Informing best practice in education

Fieldwork in Gambia, one of the countries where Exeter researchers investigated school partnerships.

Education policy in England encourages schools to establish partnerships with schools overseas, particularly in Africa, to help to develop understanding of other cultures. Research by Dr Fran Martin and Dr Helen Griffiths has investigated the effects of North-South study visits (visits by teachers and student teachers to organisations in The Gambia or Southern India) on visitors and on host communities, and the results have been used by schools and professional bodies to inform best practice.

Dr Martin presented the findings and proposed a new way of developing pupils’ understandings of cultural similarity and difference to the advisory group of Think Global (The Development Education Association), an education charity that promotes global learning and is a key link organisation between government policy and practice in the UK, as well as leading a webinar. An article about these ideas was circulated by Think Global to its network of NGOs, Development Education Centres, trade unions and other practitioners. The director of Think Global said that reading and discussing this article “has been included as a recommendation within the School Action Plan, for schools taking part in the Global Learning Programme”. Dr Martin was subsequently appointed as a member of the advisory council to Think Global.

Tide (Teachers in Development Education), a teachers’ network that participated in the project, has used the research findings in developing its materials and activities as well as its ethical practice. Tide now has online guidance for leaders of study informed by the research. Tide’s Director has noted that the research “challenged our thinking about commonality, difference and global learning, and influenced the way we explore these ideas, particularly with primary teachers” and has “significantly influenced” their contribution to Department for International Development Global School Partnerships courses and ‘Connecting Classrooms’ courses.

Conferences

Conferences were held in in the UK, in Gambia and in India to bring together academics and practitioners to consider the implications of the research findings. Participants represented interests from government departments for education and curriculum development, the British Council, Development Education Centres, teaching unions, and NGOs such as the Red Cross and Oxfam. The European Commission Department of Culture and Education invited Dr Martin to take part in the European Union Delphi consultation, to develop strategic thinking about intercultural learning and to inform future policy.
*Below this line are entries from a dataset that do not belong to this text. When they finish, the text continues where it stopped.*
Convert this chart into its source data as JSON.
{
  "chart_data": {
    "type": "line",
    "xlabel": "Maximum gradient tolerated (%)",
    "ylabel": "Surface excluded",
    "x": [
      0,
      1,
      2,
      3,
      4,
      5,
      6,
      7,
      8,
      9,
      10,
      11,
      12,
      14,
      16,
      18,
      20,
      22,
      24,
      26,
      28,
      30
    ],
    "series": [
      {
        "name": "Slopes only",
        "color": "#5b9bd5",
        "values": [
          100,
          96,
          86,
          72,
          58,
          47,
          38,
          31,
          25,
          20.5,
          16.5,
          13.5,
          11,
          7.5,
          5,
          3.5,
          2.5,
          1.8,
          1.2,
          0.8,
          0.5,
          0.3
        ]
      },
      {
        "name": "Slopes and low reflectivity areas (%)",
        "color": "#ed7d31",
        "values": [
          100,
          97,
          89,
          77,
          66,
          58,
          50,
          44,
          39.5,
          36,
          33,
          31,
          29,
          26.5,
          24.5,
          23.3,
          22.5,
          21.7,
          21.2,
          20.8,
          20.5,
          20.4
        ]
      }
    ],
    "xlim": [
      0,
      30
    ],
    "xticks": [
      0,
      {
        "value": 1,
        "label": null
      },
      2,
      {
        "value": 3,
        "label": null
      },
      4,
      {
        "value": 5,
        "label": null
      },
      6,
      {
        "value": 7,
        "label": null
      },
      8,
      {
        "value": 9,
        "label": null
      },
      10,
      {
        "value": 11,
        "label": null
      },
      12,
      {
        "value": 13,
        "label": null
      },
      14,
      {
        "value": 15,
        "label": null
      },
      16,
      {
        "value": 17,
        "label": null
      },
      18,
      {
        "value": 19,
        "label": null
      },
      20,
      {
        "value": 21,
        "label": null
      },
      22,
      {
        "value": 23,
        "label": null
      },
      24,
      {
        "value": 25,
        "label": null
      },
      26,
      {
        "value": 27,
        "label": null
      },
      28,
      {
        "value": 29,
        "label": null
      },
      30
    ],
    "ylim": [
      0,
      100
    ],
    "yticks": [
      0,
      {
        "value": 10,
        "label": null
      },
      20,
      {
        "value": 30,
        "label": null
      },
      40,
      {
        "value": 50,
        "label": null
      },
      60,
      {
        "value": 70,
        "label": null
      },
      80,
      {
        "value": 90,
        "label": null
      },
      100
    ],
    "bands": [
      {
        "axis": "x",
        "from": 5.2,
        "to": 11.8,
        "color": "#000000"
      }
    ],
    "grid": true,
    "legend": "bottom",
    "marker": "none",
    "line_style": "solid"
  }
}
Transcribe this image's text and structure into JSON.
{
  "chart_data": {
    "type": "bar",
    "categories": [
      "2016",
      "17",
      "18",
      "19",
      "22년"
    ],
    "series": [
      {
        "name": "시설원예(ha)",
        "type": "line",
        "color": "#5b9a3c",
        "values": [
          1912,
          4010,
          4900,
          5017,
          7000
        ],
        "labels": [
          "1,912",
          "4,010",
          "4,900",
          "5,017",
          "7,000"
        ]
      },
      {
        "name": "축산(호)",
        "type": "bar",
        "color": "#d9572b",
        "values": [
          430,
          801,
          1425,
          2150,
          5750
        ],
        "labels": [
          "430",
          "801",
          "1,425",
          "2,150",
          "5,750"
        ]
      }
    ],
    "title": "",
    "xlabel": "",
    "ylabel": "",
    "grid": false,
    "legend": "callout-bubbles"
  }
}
Lifeworlds Learning (a Community Interest Company) and DEC South Yorks (a development education centre) both run yearly study visits for teachers to locations in the Global South, and worked with Dr Martin, Tide and the Geographical Association, to develop more ethical study visits, and the National Association of Head Teachers published a summary of the research in the Global Learners, Global Schools issue of their Education Leadership series. Dr Martin gave a keynote address to the annual conference of the practitioner network, Teacher Education for Equity and Sustainability (TEESNet), attended by delegates from schools, development education centres and NGOs. One delegate said the address was “Very thought provoking … made me think about the millennium goals; it addressed power and discourse and our accountability as people of privilege.”

An online learning resource which drew directly on the research findings, Frameworks for Intercultural Learning, aims to stimulate debate about issues that lie at the core of global intercultural learning. A link to the resource has been placed on the Department for International Development-funded global learning site for schools, Global Dimension.

Dr Martin has also acted as a consultant to the British Council: she advised on the development of an online CPD resource for teachers, Education for Global Citizenship. The site is designed for use by teachers in all countries participating in the Connecting Classrooms initiative. Two of her publications are used in the CPD activities: one to stimulate thinking about neo-colonialism, and other to stimulate debate about what it means to be a global citizen.